Cidades do leste de Minas se recusam a usar a água do Rio Doce

Dezessete meses depois da tragédia de Mariana, moradores de Resplendor e Aimorés ainda dependem de caminhões-pipa

João Henrique do Vale
Com pressão das comunidades, a Samarco banca caminhões-pipa em bairros de Aimorés e Resplendor - Foto: Alexandre Guzanshe/EM/D.A.Press

A constante movimentação de caminhões-pipa, que chegam até a danificar o asfalto, não incomoda moradores de duas cidades da Região do Vale do Rio Doce. Já é rotina em Resplendor e em um bairro da vizinha Aimorés. Passados 17 meses do rompimento da Barragem do Fundão, em Mariana, na Região Central de Minas Gerais, a cerca de 400 quilômetros dali, o que ainda incomoda e preocupa a população das duas comunidades é a água do Rio Doce, que foi atingida pelos rejeitos de mineração. Por isso, eles fecharam suas torneiras a ela.  “A água do rio está alaranjada. Nem mesmo meu cavalo bebe”, afirma o pescador Ezequiel Gomes, de 43 anos. Depois de perder uma briga judicial, famílias dos dois municípios se revoltaram, fizeram manifestações e desde dezembro de 2015 estão sendo abastecidas pela água transportada de outros mananciais, mesmo com alguns episódios de falta, enquanto obras estão sendo feitas para captação em córregos e poços artesianos. A expectativa é que essa rede alternativa seja usada por 30 anos.

Das cidades atingidas pela tragédia ao longo do Rio Doce, Resplendor é a única que ainda não voltou, nem em parte, a captar água no Rio Doce. Os moradores temem ser contaminados por metais pesados e outras impurezas que desceram da barragem na maior tragédia socioambiental do país, que matou 19 pessoas.
“Antes, quando não havia a Usina de Aimorés, nosso rio era corrente. O que aconteceu depois da construção da hidrelétrica é que hoje temos um lago no Centro da cidade. Então, todo dejeto de minério e químico está parado aqui no fundo do Rio Doce”, explicou Delmira Gomes da Silva, chefe da divisão de projetos. Mas Resplendor tem fonte alternativa, lembra.
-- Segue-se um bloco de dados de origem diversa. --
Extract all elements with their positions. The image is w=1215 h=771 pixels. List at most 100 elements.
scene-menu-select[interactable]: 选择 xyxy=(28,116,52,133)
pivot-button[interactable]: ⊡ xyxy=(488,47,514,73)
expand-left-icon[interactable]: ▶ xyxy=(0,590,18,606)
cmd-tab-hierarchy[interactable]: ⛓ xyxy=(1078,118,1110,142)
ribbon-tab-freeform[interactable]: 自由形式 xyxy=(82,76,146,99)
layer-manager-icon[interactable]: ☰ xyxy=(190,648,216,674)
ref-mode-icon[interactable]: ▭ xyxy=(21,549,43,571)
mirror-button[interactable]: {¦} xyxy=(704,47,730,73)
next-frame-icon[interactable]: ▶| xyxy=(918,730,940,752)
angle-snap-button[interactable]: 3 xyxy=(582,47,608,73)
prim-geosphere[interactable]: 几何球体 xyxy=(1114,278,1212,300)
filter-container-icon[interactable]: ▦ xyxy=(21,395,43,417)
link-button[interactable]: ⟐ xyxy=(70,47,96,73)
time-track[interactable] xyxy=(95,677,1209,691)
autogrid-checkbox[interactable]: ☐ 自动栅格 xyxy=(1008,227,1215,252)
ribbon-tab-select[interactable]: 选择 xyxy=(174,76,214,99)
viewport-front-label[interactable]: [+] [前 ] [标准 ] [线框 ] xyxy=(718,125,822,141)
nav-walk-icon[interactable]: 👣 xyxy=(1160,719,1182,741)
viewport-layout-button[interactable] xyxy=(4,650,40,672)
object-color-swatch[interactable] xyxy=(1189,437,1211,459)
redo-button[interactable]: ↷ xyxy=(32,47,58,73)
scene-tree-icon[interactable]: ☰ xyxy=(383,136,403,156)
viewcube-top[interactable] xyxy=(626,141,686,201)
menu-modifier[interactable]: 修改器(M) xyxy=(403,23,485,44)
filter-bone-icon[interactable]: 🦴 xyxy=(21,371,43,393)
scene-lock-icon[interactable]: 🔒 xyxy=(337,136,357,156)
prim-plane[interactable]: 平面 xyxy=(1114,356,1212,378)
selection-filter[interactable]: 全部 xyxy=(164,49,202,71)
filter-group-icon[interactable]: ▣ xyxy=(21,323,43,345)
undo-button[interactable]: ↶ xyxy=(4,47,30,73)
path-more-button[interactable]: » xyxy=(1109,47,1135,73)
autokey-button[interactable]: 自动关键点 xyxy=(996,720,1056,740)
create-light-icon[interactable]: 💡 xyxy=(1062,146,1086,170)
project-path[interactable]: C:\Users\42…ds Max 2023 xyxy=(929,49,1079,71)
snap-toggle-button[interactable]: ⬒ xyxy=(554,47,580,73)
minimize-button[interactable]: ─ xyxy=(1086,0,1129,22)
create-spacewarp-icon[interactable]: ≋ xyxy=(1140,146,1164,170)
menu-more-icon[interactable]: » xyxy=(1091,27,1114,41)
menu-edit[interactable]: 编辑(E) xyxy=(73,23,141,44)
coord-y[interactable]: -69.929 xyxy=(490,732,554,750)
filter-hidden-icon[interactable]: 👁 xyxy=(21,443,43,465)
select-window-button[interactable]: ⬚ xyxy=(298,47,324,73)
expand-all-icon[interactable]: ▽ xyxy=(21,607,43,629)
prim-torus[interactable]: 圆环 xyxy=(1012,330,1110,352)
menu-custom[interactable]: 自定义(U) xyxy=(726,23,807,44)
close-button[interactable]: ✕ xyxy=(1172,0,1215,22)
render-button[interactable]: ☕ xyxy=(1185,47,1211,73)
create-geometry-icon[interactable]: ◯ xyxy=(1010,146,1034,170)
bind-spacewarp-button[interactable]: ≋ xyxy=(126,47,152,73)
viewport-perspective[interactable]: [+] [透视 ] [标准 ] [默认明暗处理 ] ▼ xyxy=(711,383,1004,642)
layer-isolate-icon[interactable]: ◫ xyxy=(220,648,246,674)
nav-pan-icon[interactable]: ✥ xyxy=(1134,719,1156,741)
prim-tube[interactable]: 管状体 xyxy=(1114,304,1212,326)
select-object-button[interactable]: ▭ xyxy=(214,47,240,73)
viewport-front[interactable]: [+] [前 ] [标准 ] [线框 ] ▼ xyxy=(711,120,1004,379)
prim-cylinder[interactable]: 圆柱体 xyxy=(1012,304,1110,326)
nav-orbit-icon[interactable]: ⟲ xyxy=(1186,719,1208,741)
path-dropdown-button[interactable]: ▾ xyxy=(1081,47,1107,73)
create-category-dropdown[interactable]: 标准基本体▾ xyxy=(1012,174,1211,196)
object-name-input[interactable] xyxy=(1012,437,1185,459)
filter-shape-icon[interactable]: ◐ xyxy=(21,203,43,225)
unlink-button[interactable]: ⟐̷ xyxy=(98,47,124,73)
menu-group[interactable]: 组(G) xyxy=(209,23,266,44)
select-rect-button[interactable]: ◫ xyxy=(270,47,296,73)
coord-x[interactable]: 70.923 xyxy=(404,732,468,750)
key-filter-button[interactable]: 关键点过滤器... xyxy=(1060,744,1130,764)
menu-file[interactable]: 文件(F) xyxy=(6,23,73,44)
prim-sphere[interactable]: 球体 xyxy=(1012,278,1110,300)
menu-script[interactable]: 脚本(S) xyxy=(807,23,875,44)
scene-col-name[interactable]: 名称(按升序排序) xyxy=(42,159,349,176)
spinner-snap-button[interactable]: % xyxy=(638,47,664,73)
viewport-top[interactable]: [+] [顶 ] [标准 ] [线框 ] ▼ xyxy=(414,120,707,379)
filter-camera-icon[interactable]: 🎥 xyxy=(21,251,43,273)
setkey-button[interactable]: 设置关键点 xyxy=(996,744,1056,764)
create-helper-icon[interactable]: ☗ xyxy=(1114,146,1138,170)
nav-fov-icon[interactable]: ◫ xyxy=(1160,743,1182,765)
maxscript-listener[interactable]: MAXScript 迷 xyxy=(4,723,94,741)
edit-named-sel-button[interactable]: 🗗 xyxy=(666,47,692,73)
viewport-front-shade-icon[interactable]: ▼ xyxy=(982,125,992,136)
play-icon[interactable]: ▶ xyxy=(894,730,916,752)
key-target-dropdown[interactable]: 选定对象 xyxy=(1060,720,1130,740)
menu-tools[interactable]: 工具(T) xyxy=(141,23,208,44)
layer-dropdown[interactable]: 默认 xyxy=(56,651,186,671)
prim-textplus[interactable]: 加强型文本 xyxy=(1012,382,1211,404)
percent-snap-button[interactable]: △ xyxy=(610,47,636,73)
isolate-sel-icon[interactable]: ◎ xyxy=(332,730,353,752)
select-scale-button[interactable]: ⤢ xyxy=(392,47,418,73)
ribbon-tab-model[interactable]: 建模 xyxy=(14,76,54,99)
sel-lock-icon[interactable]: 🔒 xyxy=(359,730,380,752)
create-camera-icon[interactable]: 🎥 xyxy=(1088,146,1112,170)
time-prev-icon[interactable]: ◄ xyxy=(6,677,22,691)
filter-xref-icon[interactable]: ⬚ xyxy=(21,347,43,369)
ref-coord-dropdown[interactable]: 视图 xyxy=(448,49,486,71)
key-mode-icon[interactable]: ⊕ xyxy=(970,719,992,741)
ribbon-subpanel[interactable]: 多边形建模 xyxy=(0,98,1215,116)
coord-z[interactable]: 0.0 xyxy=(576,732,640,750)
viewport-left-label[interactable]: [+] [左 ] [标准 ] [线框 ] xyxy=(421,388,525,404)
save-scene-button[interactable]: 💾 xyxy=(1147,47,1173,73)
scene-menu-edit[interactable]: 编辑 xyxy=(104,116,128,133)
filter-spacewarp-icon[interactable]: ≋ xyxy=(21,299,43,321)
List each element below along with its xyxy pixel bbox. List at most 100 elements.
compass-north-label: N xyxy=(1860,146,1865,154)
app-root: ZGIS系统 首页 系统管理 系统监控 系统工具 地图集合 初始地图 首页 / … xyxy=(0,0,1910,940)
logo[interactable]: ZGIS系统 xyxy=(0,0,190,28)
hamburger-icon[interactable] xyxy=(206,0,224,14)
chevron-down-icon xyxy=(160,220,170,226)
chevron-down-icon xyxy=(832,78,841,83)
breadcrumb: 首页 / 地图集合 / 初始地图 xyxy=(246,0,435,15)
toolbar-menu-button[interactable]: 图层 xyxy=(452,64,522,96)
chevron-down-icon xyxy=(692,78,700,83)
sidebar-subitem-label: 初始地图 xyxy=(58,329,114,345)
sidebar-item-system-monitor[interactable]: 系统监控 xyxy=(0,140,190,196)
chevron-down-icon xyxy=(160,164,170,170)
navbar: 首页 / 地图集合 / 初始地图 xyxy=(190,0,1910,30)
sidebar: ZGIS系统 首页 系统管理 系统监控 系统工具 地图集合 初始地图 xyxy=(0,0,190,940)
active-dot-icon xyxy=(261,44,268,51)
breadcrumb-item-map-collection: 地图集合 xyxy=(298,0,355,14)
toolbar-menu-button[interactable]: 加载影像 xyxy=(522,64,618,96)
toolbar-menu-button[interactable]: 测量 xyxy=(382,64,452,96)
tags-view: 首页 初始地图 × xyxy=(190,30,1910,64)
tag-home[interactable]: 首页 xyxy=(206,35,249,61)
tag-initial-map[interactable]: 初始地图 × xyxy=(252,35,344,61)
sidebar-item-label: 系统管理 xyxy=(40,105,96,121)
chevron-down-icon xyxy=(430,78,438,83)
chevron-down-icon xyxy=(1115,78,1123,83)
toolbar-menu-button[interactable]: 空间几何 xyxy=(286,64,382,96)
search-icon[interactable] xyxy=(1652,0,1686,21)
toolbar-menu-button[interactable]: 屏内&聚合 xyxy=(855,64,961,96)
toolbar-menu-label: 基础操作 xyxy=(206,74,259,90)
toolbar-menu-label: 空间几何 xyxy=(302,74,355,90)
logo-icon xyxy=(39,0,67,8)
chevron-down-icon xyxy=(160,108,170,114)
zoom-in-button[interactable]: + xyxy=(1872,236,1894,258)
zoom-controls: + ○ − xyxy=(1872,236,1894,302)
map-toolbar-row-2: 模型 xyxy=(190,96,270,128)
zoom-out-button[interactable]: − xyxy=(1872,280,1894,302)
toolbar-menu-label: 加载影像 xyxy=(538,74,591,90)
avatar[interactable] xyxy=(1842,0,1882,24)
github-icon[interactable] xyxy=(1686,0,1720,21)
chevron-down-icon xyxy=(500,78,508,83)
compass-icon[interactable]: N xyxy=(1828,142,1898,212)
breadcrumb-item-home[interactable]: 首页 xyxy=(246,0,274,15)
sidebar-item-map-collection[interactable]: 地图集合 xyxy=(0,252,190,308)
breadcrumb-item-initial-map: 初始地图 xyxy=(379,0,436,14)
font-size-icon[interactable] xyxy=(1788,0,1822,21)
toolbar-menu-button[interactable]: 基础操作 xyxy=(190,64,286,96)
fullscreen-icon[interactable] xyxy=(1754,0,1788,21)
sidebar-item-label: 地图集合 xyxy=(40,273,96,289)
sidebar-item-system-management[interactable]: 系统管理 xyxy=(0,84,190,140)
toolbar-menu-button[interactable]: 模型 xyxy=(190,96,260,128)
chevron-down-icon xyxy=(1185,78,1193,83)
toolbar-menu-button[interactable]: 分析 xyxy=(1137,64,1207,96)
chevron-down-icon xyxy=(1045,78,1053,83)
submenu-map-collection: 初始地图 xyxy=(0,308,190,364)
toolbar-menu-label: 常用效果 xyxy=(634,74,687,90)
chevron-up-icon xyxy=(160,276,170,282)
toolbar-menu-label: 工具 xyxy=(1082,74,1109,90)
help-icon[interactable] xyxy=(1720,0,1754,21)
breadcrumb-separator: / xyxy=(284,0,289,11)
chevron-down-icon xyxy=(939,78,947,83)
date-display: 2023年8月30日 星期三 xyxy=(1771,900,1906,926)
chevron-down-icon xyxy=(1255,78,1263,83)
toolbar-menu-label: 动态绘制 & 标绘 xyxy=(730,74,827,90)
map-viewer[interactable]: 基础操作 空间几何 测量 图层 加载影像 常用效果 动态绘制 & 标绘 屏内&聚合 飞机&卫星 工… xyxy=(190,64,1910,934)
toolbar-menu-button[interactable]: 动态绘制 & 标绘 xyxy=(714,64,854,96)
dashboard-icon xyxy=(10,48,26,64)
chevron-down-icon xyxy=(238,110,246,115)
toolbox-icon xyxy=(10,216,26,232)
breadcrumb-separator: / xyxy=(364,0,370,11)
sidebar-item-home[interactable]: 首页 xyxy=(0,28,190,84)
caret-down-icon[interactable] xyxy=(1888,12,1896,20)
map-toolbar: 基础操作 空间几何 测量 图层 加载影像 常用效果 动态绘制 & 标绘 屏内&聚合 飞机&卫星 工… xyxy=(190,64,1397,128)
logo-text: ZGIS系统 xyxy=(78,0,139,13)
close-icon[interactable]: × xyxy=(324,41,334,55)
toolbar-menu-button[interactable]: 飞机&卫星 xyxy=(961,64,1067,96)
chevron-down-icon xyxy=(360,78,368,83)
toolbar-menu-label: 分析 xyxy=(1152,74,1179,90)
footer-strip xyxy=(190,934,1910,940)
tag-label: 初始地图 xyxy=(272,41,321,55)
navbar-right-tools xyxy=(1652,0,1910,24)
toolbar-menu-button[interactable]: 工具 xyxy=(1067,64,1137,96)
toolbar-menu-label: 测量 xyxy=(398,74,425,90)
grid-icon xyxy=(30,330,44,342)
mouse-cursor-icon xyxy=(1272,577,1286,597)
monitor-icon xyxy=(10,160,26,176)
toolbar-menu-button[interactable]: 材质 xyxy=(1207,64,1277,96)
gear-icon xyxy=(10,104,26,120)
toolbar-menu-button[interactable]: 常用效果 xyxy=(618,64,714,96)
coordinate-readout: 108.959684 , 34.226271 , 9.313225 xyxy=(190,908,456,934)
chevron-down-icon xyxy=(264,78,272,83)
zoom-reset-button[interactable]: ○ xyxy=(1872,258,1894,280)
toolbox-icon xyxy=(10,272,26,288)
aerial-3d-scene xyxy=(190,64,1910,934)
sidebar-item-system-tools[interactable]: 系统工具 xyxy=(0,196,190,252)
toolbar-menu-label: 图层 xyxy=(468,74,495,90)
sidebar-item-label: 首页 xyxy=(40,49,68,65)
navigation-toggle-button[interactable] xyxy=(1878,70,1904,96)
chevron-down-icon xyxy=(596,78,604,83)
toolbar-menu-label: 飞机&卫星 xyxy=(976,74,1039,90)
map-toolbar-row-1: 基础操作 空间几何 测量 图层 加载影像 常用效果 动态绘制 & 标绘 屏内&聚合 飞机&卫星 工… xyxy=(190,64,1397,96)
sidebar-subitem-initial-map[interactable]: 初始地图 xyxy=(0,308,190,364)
Diante dessa constatação, moradores da cidade se recusam, desde o rompimento da barragem, a consumir água do Rio Doce e ganharam apoio da prefeitura. A administração municipal entrou com um pedido de liminar na Justiça para impedir a captação, que foi concedido. Mas a Copasa, responsável pela captação e abastecimento de água da cidade, conseguiu reverter a decisão no Tribunal de Justiça de Minas Gerais (TJMG). Depois do anúncio da nova decisão judicial, a população se revoltou e colocou fogo nas bombas que captavam água no manancial. Outros equipamentos foram instalados, o que levou as famílias a fecharem a linha do trem que liga Minas Gerais ao Espírito Santo, em protesto, em dezembro de 2015.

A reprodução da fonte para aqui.